By Scott Tibbs, November 8, 2008

Tuesday night was very bad for Monroe County Republicans, as we lost even more ground. We went from a 2-1 Democratic majority on the Board of Commissioners to a 3-0 Democratic monopoly, lost the Treasurer's Office and were unable to regain the Auditor's Office. Not a single Republican won a contested race in Monroe, and I am guessing the Democrats are kicking themselves for not challenging Judge Kenneth Todd.

What a turnaround this was from 2002, when the Republicans won 3 of 4 district seats on the County Council for a 5-2 majority and unseated an incumbent Democratic County Commissioner for a 2-1 majority. Even Bloomington Mayor John Fernandez lost his home county to Todd Rokita in the Secretary of State contest. Two years before that, we won 2 of 3 at-large seats on the County Council (and very nearly swept all three) and unseated an incumbent Democratic Surveyor.

I am not sure we could have done anything differently in 2008. Our candidate for Treasurer had 14 years of experience in the office and 8 years as Auditor. Our candidate for Auditor had 25 years of experience as a deputy Auditor and the Democrats have turned the Auditor's Office into a disaster. Even in a race where voters choose up to three candidates, Joyce Poling was unable to get enough Democrats to vote for her to finish better than fourth. Republicans just got swept away in the Barack Obama tide.
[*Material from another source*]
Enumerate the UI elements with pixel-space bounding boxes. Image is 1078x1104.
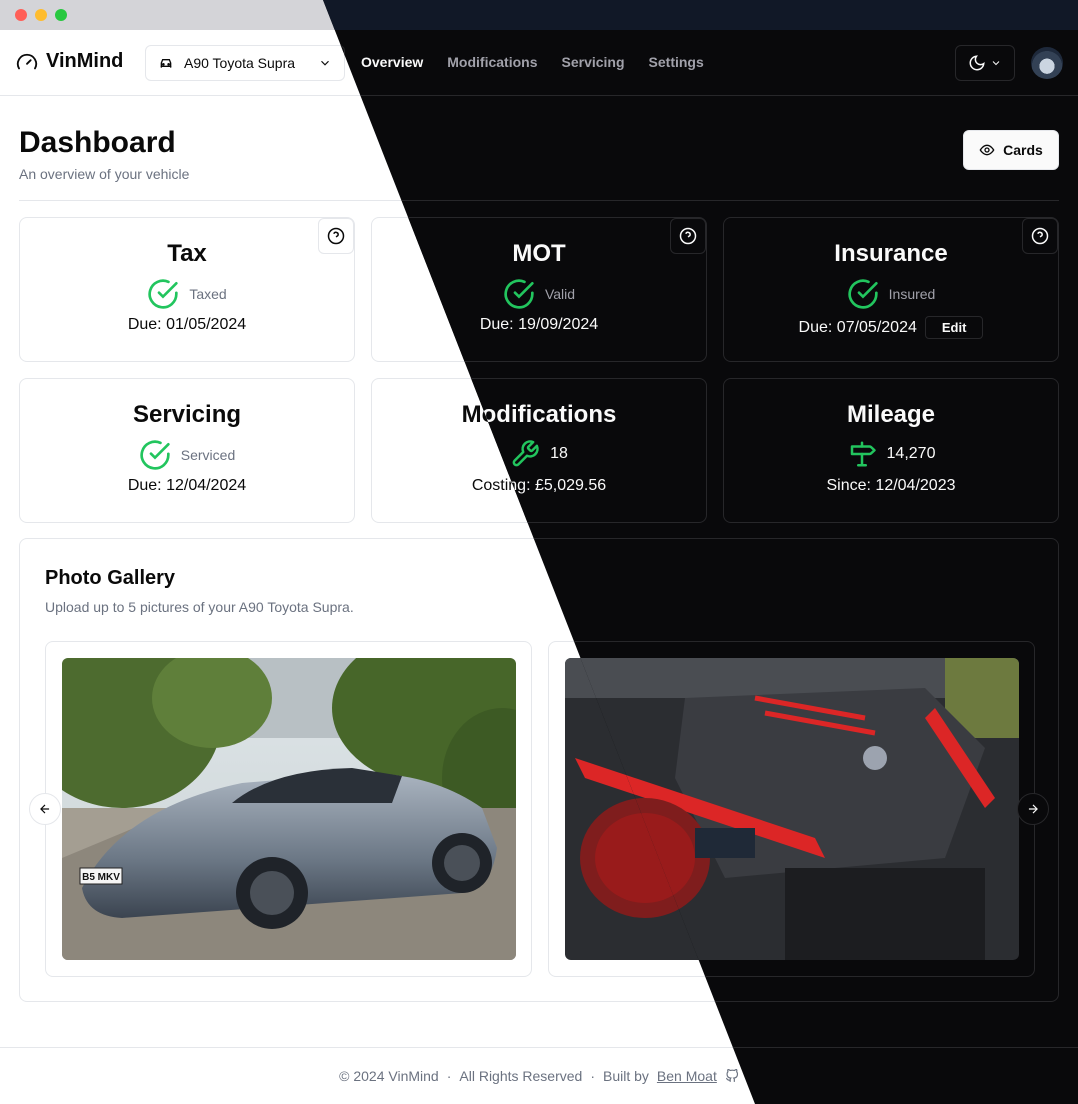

Our role the next two, three and four years is to be the loyal and persistent opposition. When the City of Bloomington does things like threaten an apartment community with a $95,000 fine for a couple of balloons, Republicans need to be loudly criticizing the silly yet heavy-handed overregulation. When the Democrats propose restrictive new land-use regulations in the county (and they will) we need to loudly object. We need to be educating the voters and advocating for better public policy non-stop.
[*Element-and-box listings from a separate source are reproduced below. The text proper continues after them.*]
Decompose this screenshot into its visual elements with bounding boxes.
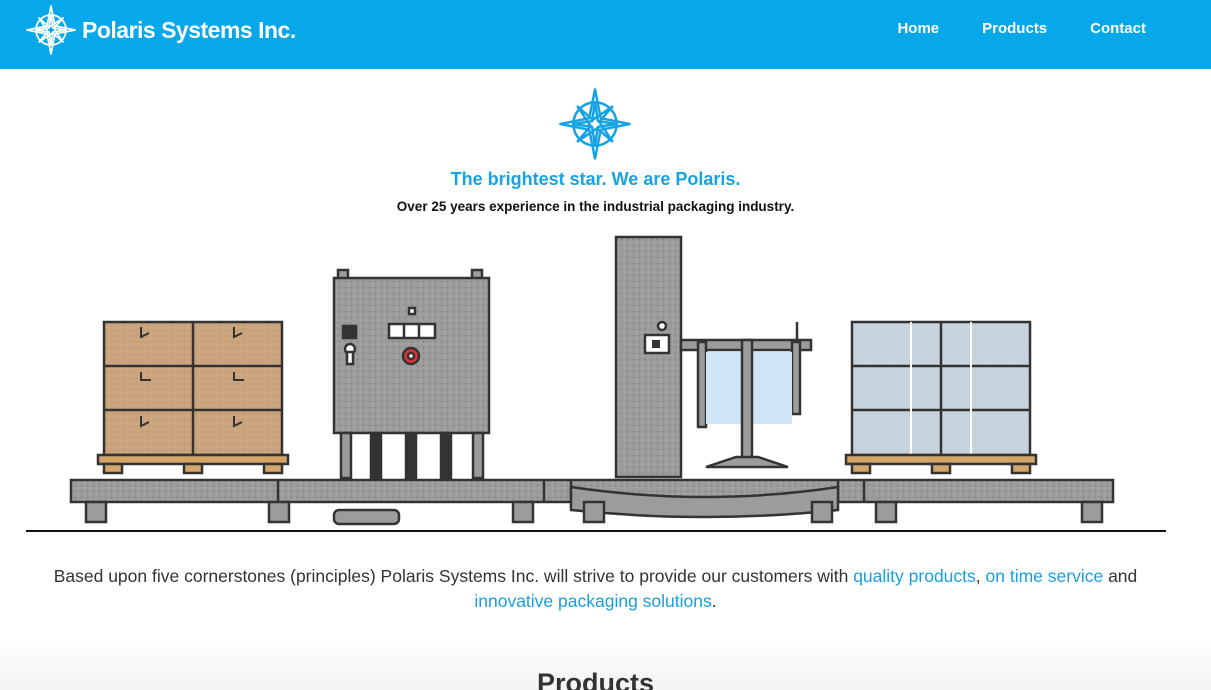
- intro-separator: and: [1103, 566, 1138, 586]
- nav-contact-link[interactable]: Contact: [1090, 20, 1146, 37]
- intro-text: Based upon five cornerstones (principles…: [53, 566, 854, 586]
- main-nav: Home Products Contact: [854, 20, 1146, 37]
- brand[interactable]: Polaris Systems Inc.: [26, 4, 296, 56]
- control-cabinet: [332, 268, 491, 480]
- intro-paragraph: Based upon five cornerstones (principles…: [20, 564, 1171, 614]
- innovative-packaging-solutions-link[interactable]: innovative packaging solutions: [474, 591, 711, 611]
- stretch-wrapper: [614, 235, 813, 479]
- compass-star-logo-icon: [26, 5, 76, 55]
- compass-star-icon: [559, 88, 631, 160]
- brand-name: Polaris Systems Inc.: [82, 16, 296, 43]
- hero-tagline: The brightest star. We are Polaris.: [450, 169, 741, 189]
- packaging-line-illustration: [26, 235, 1166, 532]
- on-time-service-link[interactable]: on time service: [986, 566, 1104, 586]
- intro-separator: ,: [975, 566, 986, 586]
- intro-period: .: [711, 591, 717, 611]
- nav-products-link[interactable]: Products: [982, 20, 1047, 37]
- products-heading: Products: [536, 668, 655, 690]
- hero-subtagline: Over 25 years experience in the industri…: [396, 199, 795, 214]
- left-box-pallet: [96, 320, 290, 475]
- wrapped-pallet: [844, 320, 1038, 475]
- top-navigation-bar: Polaris Systems Inc. Home Products Conta…: [0, 0, 1211, 69]
- nav-home-link[interactable]: Home: [897, 20, 939, 37]
- quality-products-link[interactable]: quality products: [853, 566, 976, 586]
- conveyor: [69, 478, 1115, 526]
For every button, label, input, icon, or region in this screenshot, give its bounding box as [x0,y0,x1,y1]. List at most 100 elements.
We need to realize that the 2012 campaigns began when the polls closed on Tuesday night and campaign for the next four years. We need to be planning and preparing for the 2010 county elections, the 2011 city elections and the 2012 Presidential election right now and we need to not let up until the races are over. With the Democrats holding the power of incumbency, we cannot expect to campaign for 4 or 5 months out of one year and win. Advocating for good government is a battle that has no cease-fire.